I think E&Y professional position re Anglo is called gross professional negligence at best (a felony). Or (more accurately) accessory to fraud ( a much bigger felony). All the evidence you need is in black and white in Anglos public a/c's. I'm sure Anglos private a/c's, the ones that E&Y had access to all these years, would tell a very interesting tale. Arthur Anderson were put out of business for aiding and abetting a far less serious (and far smaller) fraud at Enron.
Enough evidence in the public domain already to start handing down criminal and civil indictments.
CARB is a joke alright. Self regulation is no regulation.
In relation to Anglo, you have to remember a few things in relation to the accounts and losses that were different this time
1. Explosive loan growth from 17B to 72B at 18 times leverage between 2003 and 2008 (ie shareholders funds from 1 to 4B).
2. Anglo liked every flavour except vanilla.
3. The auditors simply follow the rules to be off the hook.
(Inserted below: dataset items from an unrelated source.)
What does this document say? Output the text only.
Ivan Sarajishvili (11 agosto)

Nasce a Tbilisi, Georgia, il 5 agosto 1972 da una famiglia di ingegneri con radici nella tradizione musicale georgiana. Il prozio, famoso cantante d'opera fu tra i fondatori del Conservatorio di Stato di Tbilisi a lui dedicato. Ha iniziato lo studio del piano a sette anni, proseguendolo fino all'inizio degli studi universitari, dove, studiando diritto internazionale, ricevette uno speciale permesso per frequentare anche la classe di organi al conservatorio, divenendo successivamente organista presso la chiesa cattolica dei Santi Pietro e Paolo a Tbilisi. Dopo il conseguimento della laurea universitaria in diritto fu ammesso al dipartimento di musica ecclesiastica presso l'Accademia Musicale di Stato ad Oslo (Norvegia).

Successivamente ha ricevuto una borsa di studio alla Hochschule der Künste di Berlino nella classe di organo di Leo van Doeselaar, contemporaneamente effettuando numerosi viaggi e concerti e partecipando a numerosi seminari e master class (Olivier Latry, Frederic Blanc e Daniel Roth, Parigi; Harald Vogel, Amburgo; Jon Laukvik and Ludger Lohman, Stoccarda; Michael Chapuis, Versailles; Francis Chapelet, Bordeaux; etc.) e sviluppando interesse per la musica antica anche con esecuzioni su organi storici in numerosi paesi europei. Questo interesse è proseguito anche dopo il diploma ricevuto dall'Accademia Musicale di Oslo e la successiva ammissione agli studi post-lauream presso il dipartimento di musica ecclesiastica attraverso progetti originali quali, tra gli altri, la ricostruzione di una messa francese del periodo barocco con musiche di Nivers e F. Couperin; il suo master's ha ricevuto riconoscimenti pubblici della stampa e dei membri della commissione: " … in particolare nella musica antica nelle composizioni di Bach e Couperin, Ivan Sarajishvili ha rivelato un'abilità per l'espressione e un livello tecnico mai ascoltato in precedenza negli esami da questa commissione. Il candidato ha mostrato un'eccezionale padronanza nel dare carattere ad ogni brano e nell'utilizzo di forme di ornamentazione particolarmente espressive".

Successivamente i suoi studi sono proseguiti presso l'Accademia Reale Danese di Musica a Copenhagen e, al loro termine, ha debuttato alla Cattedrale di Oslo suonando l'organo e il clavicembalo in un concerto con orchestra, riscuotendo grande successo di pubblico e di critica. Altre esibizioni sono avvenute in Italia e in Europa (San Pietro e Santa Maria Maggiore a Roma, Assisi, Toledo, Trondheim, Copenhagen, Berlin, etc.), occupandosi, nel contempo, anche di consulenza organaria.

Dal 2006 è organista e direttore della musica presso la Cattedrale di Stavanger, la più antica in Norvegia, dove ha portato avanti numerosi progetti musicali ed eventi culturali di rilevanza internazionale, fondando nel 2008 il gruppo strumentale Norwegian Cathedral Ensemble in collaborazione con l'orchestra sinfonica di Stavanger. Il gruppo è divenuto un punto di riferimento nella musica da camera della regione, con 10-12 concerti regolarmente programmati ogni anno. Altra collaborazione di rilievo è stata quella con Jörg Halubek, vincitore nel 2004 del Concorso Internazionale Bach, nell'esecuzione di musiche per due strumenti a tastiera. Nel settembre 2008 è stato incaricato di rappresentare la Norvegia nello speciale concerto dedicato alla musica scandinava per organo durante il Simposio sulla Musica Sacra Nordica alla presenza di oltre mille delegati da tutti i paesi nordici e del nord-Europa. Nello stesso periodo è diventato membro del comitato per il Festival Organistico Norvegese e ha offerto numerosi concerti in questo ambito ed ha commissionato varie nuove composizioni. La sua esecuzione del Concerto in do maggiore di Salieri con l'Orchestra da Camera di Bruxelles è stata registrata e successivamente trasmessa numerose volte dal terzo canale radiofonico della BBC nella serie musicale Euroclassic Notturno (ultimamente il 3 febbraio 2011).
Their role is to sign off on the assets and liabilities largely. The rules do not require them to be valuers - rather they use third parties to support asset valuations. This is not saying they did an ok job or had reasonable judgement but it will make prosecution well nigh impossible.
As an auditor, if I dont like what a client is doing, I just resign. But I dont have to decide to resign from big fees.
By the way, not sure whether in relaiton to E&Y or PWC but all of the responsible individuals for one of the banks were fucked out of the firm.
4. Accounting rules meant:
- Have a valuation supporting an asset on a roll up? fine.
- The mark to market rule change meant no general provisions while valuations were increasing. Stupid fucking rule in a completely leveraged long-cyclical sector like finance.
- Loan "Arrangement Fees" capitalised onto new loans allowed income up front at no cost to the client. (How real was that 3B profit between 2003 and 2008)
5. Shabby regulation. Concerns without action.